Our health and social care research tackles challenges in the provision of treatment and care to deliver safer, more productive and inclusive services for physical and mental wellbeing. Our research brings expertise and knowledge from health sciences, psychology, engineering, design, organisational management and other disciplines to understand individual and system challenges.
We have a long track record of health technology research with support from EPSRC across a range of design, ergonomics (Human Factors) and engineering projects. We are interested in the potential of informatics to support a harmonised health and social care service that meet the extended needs of the individual and benefits the wider society.
Our impact has reduced NHS costs and improved patient care with evidence-based design to support standardization and procurement.

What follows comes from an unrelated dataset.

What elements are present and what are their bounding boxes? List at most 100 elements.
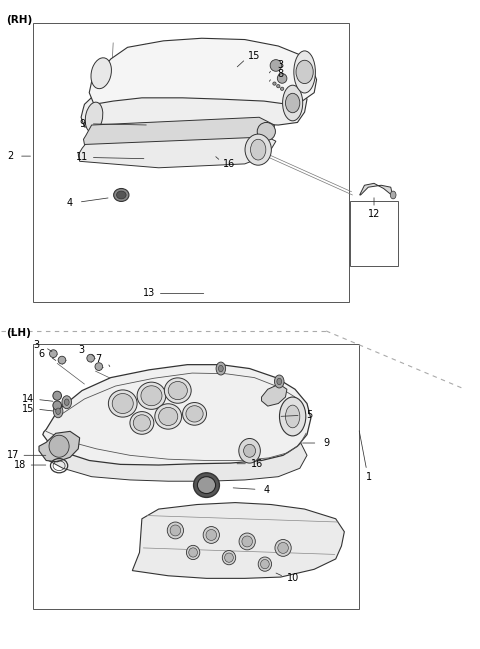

We are the key stakeholder and research lead in Defence Medicine and for the Defence and National Rehabilitation Centre. Since being awarded The Defence Medicine Institutional Sponsorship Award (ISA) we have refined and developed our research strategy for Defence Medicine, grown regional, national and international networks and deepened relationships with Defence Medical Services.
The ISA identified key research requirements in military traumatic brain injury (MTBI) and civilian and military rehabilitation. Particular research opportunities within the scope of the work of EPSRC have been identified in biomarkers and rehabilitation technologies for the treatment of MTBI, and in musculoskeletal rehabilitation. This has also identified the overarching research challenge for the field of understanding the pathophysiology of the individual impaired human system in its entirety and consequently developing rehabilitation strategies to maximise its potential.
Work on a Midlands based incubator for defence medical technologies builds upon the concentration of defence medicine assets in the Midlands. We are working to progress this and to better understand the bottlenecks in the innovation process. This is of significance to the national innovation system because of the importance of defence medicine as a first mover in the generation and adoption of leading edge medical technologies.
With £545,000 funding from EPSRC, our cross-disciplinary Antimicrobial Resistance (AMR) network brings together experts from chemical engineering, sport and health sciences, chemistry, maths, and mechanical and manufacturing engineering.
Antimicrobial Resistance (AMR) occurs when microbes (harmful bacteria) develop a defence against the drugs (antibiotics) which are designed to kill them.
The majority of the world’s pathogenic bacteria have now developed some level of resistance to antibiotics used to treat them and medical professionals are at the stage of using last resort drugs. Integrated intervention approaches including developing new treatments, targeted drug delivery; rapid diagnostics, environmental decontamination strategies combined with better understanding of the human and social dimensions of the AMR problem are desperately needed.
The focus of our network is to improve the understanding of AMR across the University and beyond, and to identify opportunities and facilitate interdisciplinary research projects to help tackle this global health threat. Our network is trying to understand and explore mitigation strategies that relate to how the environment and human behaviour in community and healthcare settings enables the spread of resistance genes and the acquisition and transmission of antimicrobial resistant infectious agents.
We are investigating early diagnostics, modifiable risk and protective factors for dementia worldwide using automated tests of cognition, gait, activity and physiology.
Our research is concerned with three key areas – design, diagnostics and intervention. Our design research, sponsored by the Department of Health, reviews evidence based dementia design and AHRC (design star) research to develop guidance for dementia care environments working with UK and USA architects.
In our diagnostics research we have used computerised instruments developed for screening and memory clinic assessment to aid early diagnostics and assessment of lifestyle and other treatments.
Our intervention research includes analyses of lifestyle interventions to reduce dementia risk and symptoms, such as diet, exercise and reduction of sedentary behaviours as well as regenerative medicine approaches including stem cell therapies.